County CIOs Compare Notes, Trade Tips

When it comes to IT-related challenges, California's rural and urban counties may have more in common than not.
 
That was the one key takeaway of a session Monday at the fall conference of the California County Information Services Directors Association (CCISDA), meeting this week in San Diego.
 
With input from dozens of county CIOs, IT directors and other government tech executives at the conference, several topics emerged as common to counties large and small.
 
Disaster recovery, business continuity
 
"It's a business problem, not just an IT problem," when a disaster hobbles a county's IT operation, said one CIO. "They have to understand that we're not going to be able to turn on a dime" and instantly restore IT functions and government business operations in the event of a fire, flood or other disaster. They have to help themselves, too." One way CIOs protect their counties' domains is by having each other's backs through strategic data backups.
 
Colocation as protection
 
Urban and rural counties are increasingly relying on colocation, a way to back up their data offsite by mirroring their IT environments and functionality with those of another jurisdiction that's geographically remote. 
 
San Joaquin County Information Systems Director Jerry Becker said his county and Stanislaus County have a colocation agreement, and Alameda County CIO Tim Dupuis said he and Sonoma County have a similar arrangement.
 
Becker also invited any other counties that want to colocate with San Joaquin to contact him, noting that his facilities include plenty of security and lots of capacity.
 
Phishing but not biting
 
Alameda and Fresno counties, among others, have noted a recent rise in phishing attempts, and in some cases even members of government IT staffs have taken the bait. 
 
County CIOs take different approaches to resisting digital miscreants — proactive staff training through short educational videos, increasing the frequency of authentication for staff, and using multiple tools (anti-virus software and multi-factor authentication, among others) to combat infiltration.
 
One county IT executive wondered aloud why counties couldn't pool their resources in the fight against phishing. If a consortium of counties chipped in, he said, "We could pay one vendor $2 million, rather than paying $180,000 each," but another lamented that "With all due respect to vendors, there isn't any one product that can do it all." 
 
A couple of county IT leaders were heartened by a recent spike in awareness by county boards of supervisors and other top non-IT execs toward increased security.
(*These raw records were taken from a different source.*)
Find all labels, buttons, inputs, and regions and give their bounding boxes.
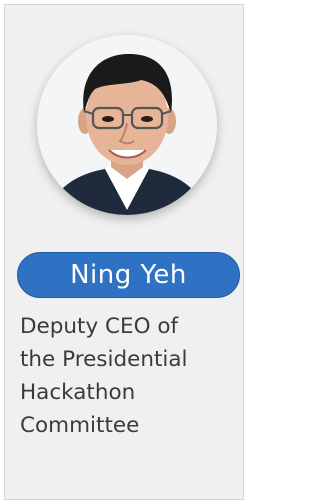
job-title-line: the Presidential [20,347,188,372]
job-title-line: Hackathon [20,380,136,405]
job-title: Deputy CEO of the Presidential Hackathon… [20,310,242,442]
job-title-line: Committee [20,413,140,438]
avatar [37,35,217,215]
portrait-photo-icon [37,35,217,215]
profile-card: Ning Yeh Deputy CEO of the Presidential … [4,4,244,500]
name-badge: Ning Yeh [17,252,240,298]
job-title-line: Deputy CEO of [20,314,179,339]
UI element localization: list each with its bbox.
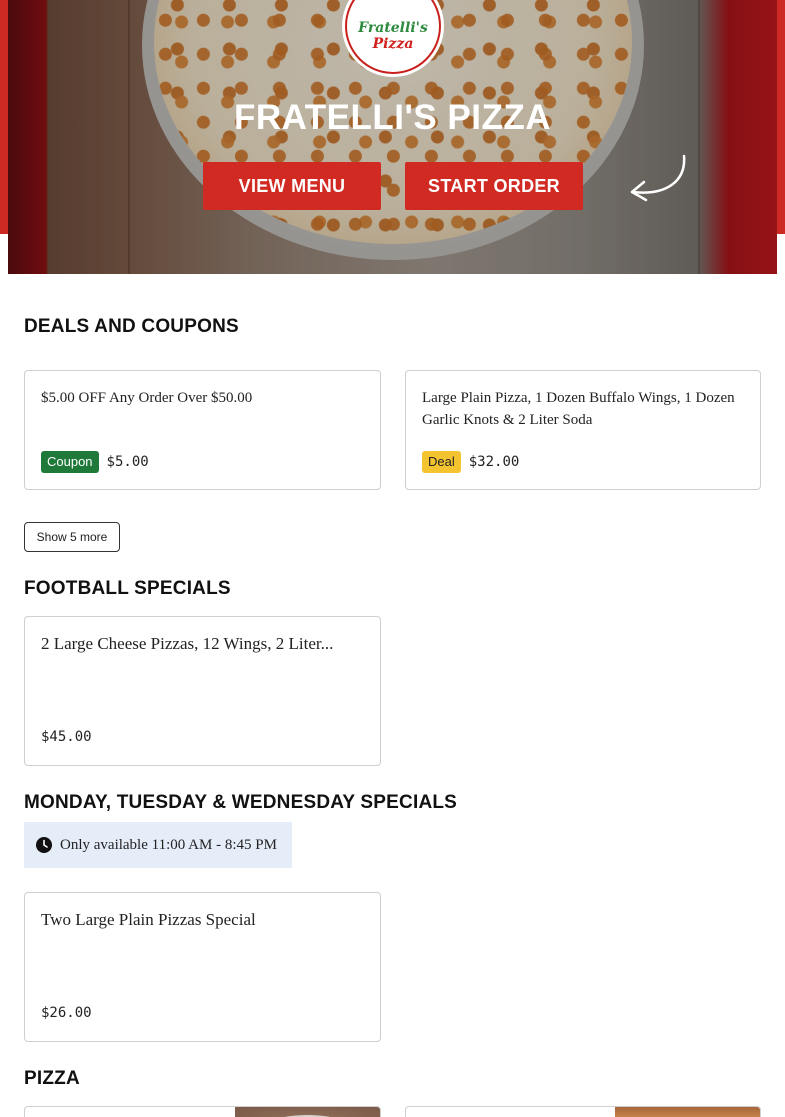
- mtw-section-title: MONDAY, TUESDAY & WEDNESDAY SPECIALS: [24, 792, 458, 813]
- deal-price: $32.00: [468, 454, 520, 470]
- clock-icon: [36, 837, 52, 853]
- pizza-section-title: PIZZA: [24, 1068, 80, 1089]
- logo-text-line1: Fratelli's: [358, 20, 428, 36]
- menu-item-price: $45.00: [41, 729, 92, 745]
- restaurant-title: FRATELLI'S PIZZA: [233, 98, 552, 137]
- deal-price-row: Deal $32.00: [422, 451, 519, 473]
- football-section-title: FOOTBALL SPECIALS: [24, 578, 231, 599]
- availability-notice: Only available 11:00 AM - 8:45 PM: [24, 822, 292, 868]
- deal-badge: Deal: [422, 451, 461, 473]
- coupon-badge: Coupon: [41, 451, 99, 473]
- menu-item-thumbnail: [615, 1107, 760, 1117]
- deal-price: $5.00: [106, 454, 149, 470]
- view-menu-button[interactable]: VIEW MENU: [203, 162, 381, 210]
- show-more-button[interactable]: Show 5 more: [24, 522, 120, 552]
- menu-item-card[interactable]: [405, 1106, 761, 1117]
- menu-item-card[interactable]: 2 Large Cheese Pizzas, 12 Wings, 2 Liter…: [24, 616, 381, 766]
- deal-card-title: $5.00 OFF Any Order Over $50.00: [41, 390, 253, 406]
- menu-item-price: $26.00: [41, 1005, 92, 1021]
- deal-price-row: Coupon $5.00: [41, 451, 149, 473]
- curved-arrow-icon: [630, 154, 686, 202]
- menu-item-title: 2 Large Cheese Pizzas, 12 Wings, 2 Liter…: [41, 634, 334, 653]
- menu-item-thumbnail: [235, 1107, 380, 1117]
- logo-text-line2: Pizza: [372, 36, 414, 52]
- menu-item-title: Two Large Plain Pizzas Special: [41, 910, 256, 929]
- deals-section-title: DEALS AND COUPONS: [24, 316, 239, 337]
- menu-item-card[interactable]: Two Large Plain Pizzas Special $26.00: [24, 892, 381, 1042]
- menu-item-price-row: $45.00: [41, 729, 92, 745]
- deal-card[interactable]: $5.00 OFF Any Order Over $50.00 Coupon $…: [24, 370, 381, 490]
- availability-text: Only available 11:00 AM - 8:45 PM: [60, 836, 277, 853]
- menu-item-card[interactable]: [24, 1106, 381, 1117]
- menu-item-price-row: $26.00: [41, 1005, 92, 1021]
- deal-card[interactable]: Large Plain Pizza, 1 Dozen Buffalo Wings…: [405, 370, 761, 490]
- deal-card-title: Large Plain Pizza, 1 Dozen Buffalo Wings…: [422, 390, 735, 428]
- start-order-button[interactable]: START ORDER: [405, 162, 583, 210]
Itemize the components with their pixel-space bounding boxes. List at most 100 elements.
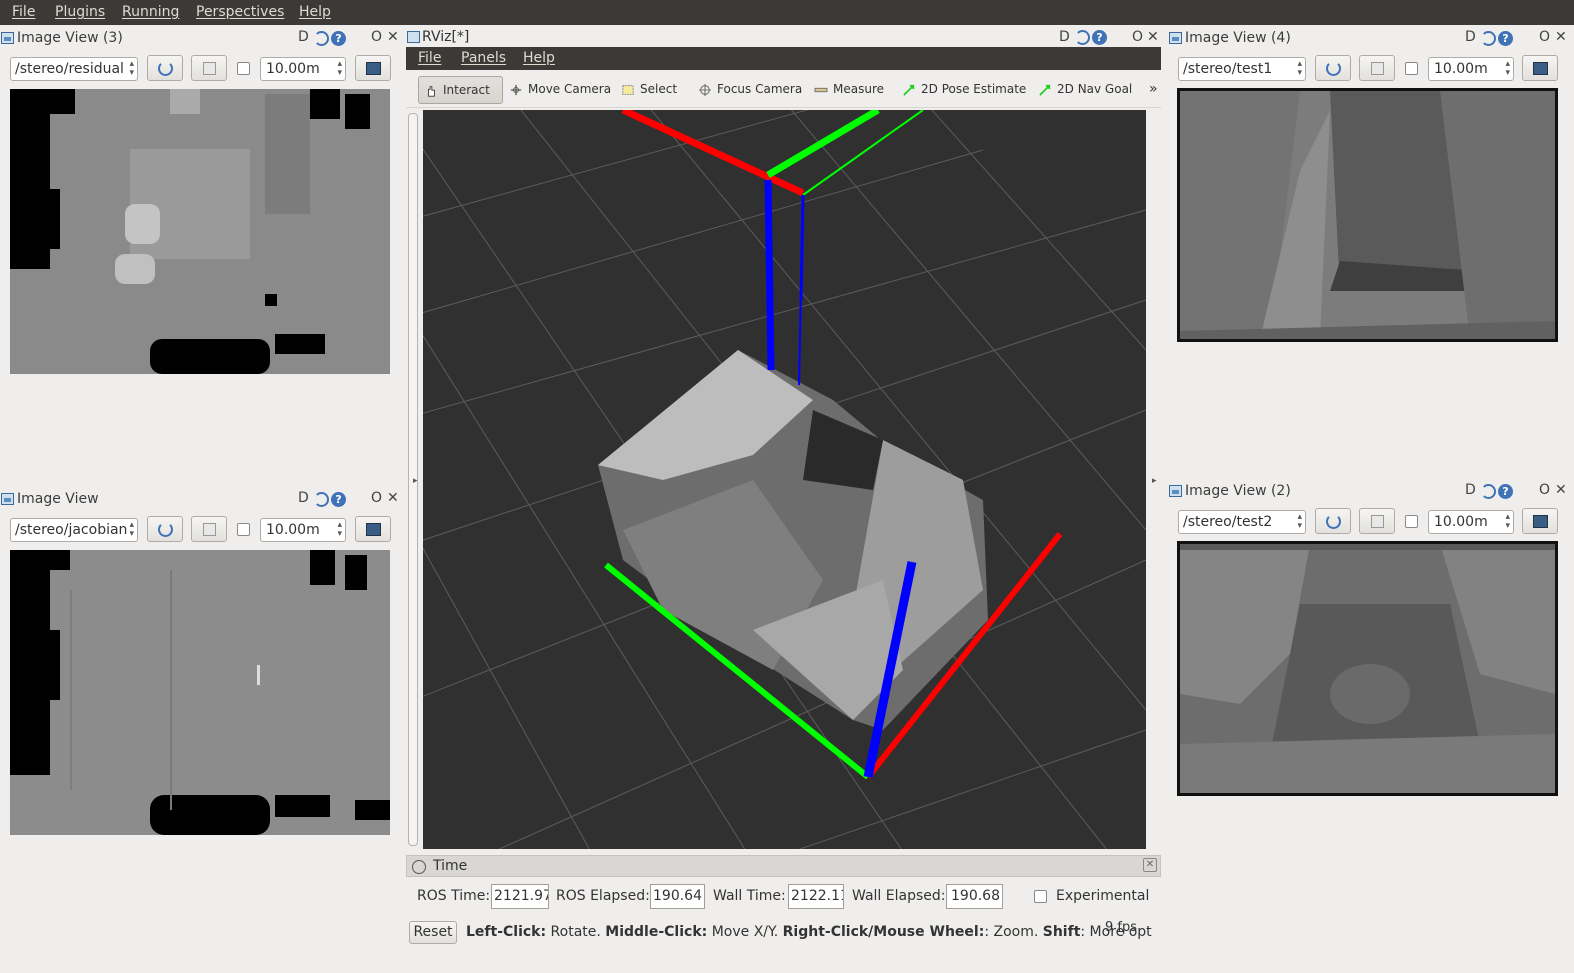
spin-arrows-icon: ▴ ▾ [337, 59, 342, 78]
rviz-menu-panels[interactable]: Panels [461, 50, 506, 66]
help-icon[interactable]: ? [1092, 30, 1107, 45]
smooth-checkbox[interactable] [237, 62, 250, 75]
dock-close-button[interactable]: ✕ [387, 29, 399, 45]
window-icon [1, 493, 14, 505]
experimental-label: Experimental [1056, 888, 1150, 904]
refresh-topics-button[interactable] [1315, 508, 1351, 534]
reload-icon[interactable] [314, 31, 329, 46]
tool-label: Select [640, 82, 678, 96]
wall-time-field[interactable]: 2122.11 [788, 884, 844, 909]
dock-d-button[interactable]: D [1059, 29, 1070, 45]
refresh-topics-button[interactable] [147, 55, 183, 81]
image-display[interactable] [10, 550, 390, 835]
dock-float-button[interactable]: O [1132, 29, 1143, 45]
save-image-button[interactable] [1359, 508, 1395, 534]
help-icon[interactable]: ? [1498, 31, 1513, 46]
dock-title-label: Image View (3) [17, 30, 123, 46]
reload-icon[interactable] [1075, 30, 1090, 45]
toolbar-overflow-button[interactable]: » [1149, 81, 1158, 97]
dock-float-button[interactable]: O [371, 29, 382, 45]
dock-close-button[interactable]: ✕ [387, 490, 399, 506]
toggle-image-button[interactable] [1522, 55, 1558, 81]
mouse-hint-text: Left-Click: Rotate. Middle-Click: Move X… [466, 924, 1152, 940]
reload-icon[interactable] [1481, 484, 1496, 499]
rviz-menubar: File Panels Help [406, 47, 1161, 70]
time-panel-title-label: Time [433, 858, 468, 874]
ros-elapsed-field[interactable]: 190.64 [650, 884, 705, 909]
topic-combobox[interactable]: /stereo/test2 ▴ ▾ [1178, 510, 1306, 534]
refresh-topics-button[interactable] [147, 516, 183, 542]
image-display[interactable] [1177, 88, 1558, 342]
max-range-spinbox[interactable]: 10.00m ▴ ▾ [1428, 510, 1514, 534]
time-panel-title: Time ✕ [406, 855, 1161, 877]
max-range-value: 10.00m [266, 522, 320, 538]
help-icon[interactable]: ? [1498, 484, 1513, 499]
rviz-menu-help[interactable]: Help [523, 50, 555, 66]
dock-d-button[interactable]: D [298, 29, 309, 45]
smooth-checkbox[interactable] [237, 523, 250, 536]
tool-move-camera[interactable]: Move Camera [504, 76, 611, 104]
save-image-button[interactable] [191, 516, 227, 542]
menu-help[interactable]: Help [299, 4, 331, 20]
dock-float-button[interactable]: O [1539, 482, 1550, 498]
toggle-image-button[interactable] [1522, 508, 1558, 534]
dock-d-button[interactable]: D [298, 490, 309, 506]
tool-measure[interactable]: Measure [809, 76, 884, 104]
image-display[interactable] [1177, 541, 1558, 796]
dock-title-label: Image View (4) [1185, 30, 1291, 46]
refresh-topics-button[interactable] [1315, 55, 1351, 81]
dock-d-button[interactable]: D [1465, 29, 1476, 45]
tool-2d-nav-goal[interactable]: 2D Nav Goal [1033, 76, 1132, 104]
close-icon[interactable]: ✕ [1143, 858, 1157, 872]
topic-value: /stereo/test2 [1183, 514, 1273, 530]
max-range-spinbox[interactable]: 10.00m ▴ ▾ [260, 518, 346, 542]
reload-icon[interactable] [314, 492, 329, 507]
toggle-image-button[interactable] [355, 516, 391, 542]
help-icon[interactable]: ? [331, 31, 346, 46]
clock-icon [412, 860, 426, 874]
menu-running[interactable]: Running [122, 4, 179, 20]
max-range-spinbox[interactable]: 10.00m ▴ ▾ [260, 57, 346, 81]
wall-elapsed-field[interactable]: 190.68 [946, 884, 1003, 909]
dock-float-button[interactable]: O [371, 490, 382, 506]
tool-interact[interactable]: Interact [418, 76, 503, 104]
rviz-menu-file[interactable]: File [418, 50, 441, 66]
tool-label: Focus Camera [717, 82, 803, 96]
tool-focus-camera[interactable]: Focus Camera [693, 76, 802, 104]
dock-close-button[interactable]: ✕ [1555, 482, 1567, 498]
ros-time-field[interactable]: 2121.97 [491, 884, 549, 909]
smooth-checkbox[interactable] [1405, 62, 1418, 75]
refresh-icon [1326, 61, 1341, 76]
save-image-button[interactable] [1359, 55, 1395, 81]
reset-button[interactable]: Reset [409, 921, 457, 944]
image-display[interactable] [10, 89, 390, 374]
help-icon[interactable]: ? [331, 492, 346, 507]
hint-key: Left-Click: [466, 924, 547, 940]
dock-float-button[interactable]: O [1539, 29, 1550, 45]
dock-close-button[interactable]: ✕ [1147, 29, 1159, 45]
window-icon [1169, 485, 1182, 497]
dock-close-button[interactable]: ✕ [1555, 29, 1567, 45]
menu-file[interactable]: File [12, 4, 35, 20]
splitter-left-arrow-icon[interactable]: ▸ [413, 476, 418, 486]
smooth-checkbox[interactable] [1405, 515, 1418, 528]
max-range-spinbox[interactable]: 10.00m ▴ ▾ [1428, 57, 1514, 81]
topic-combobox[interactable]: /stereo/test1 ▴ ▾ [1178, 57, 1306, 81]
rviz-3d-viewport[interactable] [423, 110, 1146, 849]
tool-label: Move Camera [528, 82, 612, 96]
experimental-checkbox[interactable] [1034, 890, 1047, 903]
topic-combobox[interactable]: /stereo/jacobian ▴ ▾ [10, 518, 138, 542]
tool-select[interactable]: Select [616, 76, 677, 104]
frame-upper-z-axis [764, 179, 775, 371]
hint-desc: Rotate. [546, 924, 606, 940]
grayscale-image-test2 [1180, 544, 1555, 793]
toggle-image-button[interactable] [355, 55, 391, 81]
topic-combobox[interactable]: /stereo/residual ▴ ▾ [10, 57, 138, 81]
menu-plugins[interactable]: Plugins [55, 4, 105, 20]
tool-2d-pose-estimate[interactable]: 2D Pose Estimate [897, 76, 1026, 104]
save-image-button[interactable] [191, 55, 227, 81]
menu-perspectives[interactable]: Perspectives [196, 4, 284, 20]
dock-d-button[interactable]: D [1465, 482, 1476, 498]
splitter-right-arrow-icon[interactable]: ▸ [1152, 476, 1157, 486]
reload-icon[interactable] [1481, 31, 1496, 46]
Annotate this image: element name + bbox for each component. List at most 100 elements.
In a central California county, one noted, top officials asked for 12- to 15-character passwords rather than just eight.
 
On the topic of multi-factor authentication (MFA), one county is shifting to having users' voices serve as their password. Others impose more stringent authentication for users logging on remotely than from inside the network.
 
Recruiting: Finding, not keeping
 
Recruiting talented IT staff is hard enough for counties large and small, the CIOs agreed. But with the private sector continually luring away the best, it's a growing challenge.
 
"We keep losing our people to a Cisco," one said. 
 
Dupuis, the Alameda CIO, cited a philosophical question that bedevils officials in their hunt for information security specialists, as well: 
 
"Do we want a theorist, or do we want a practitioner? We keep seeming to land on practitioner."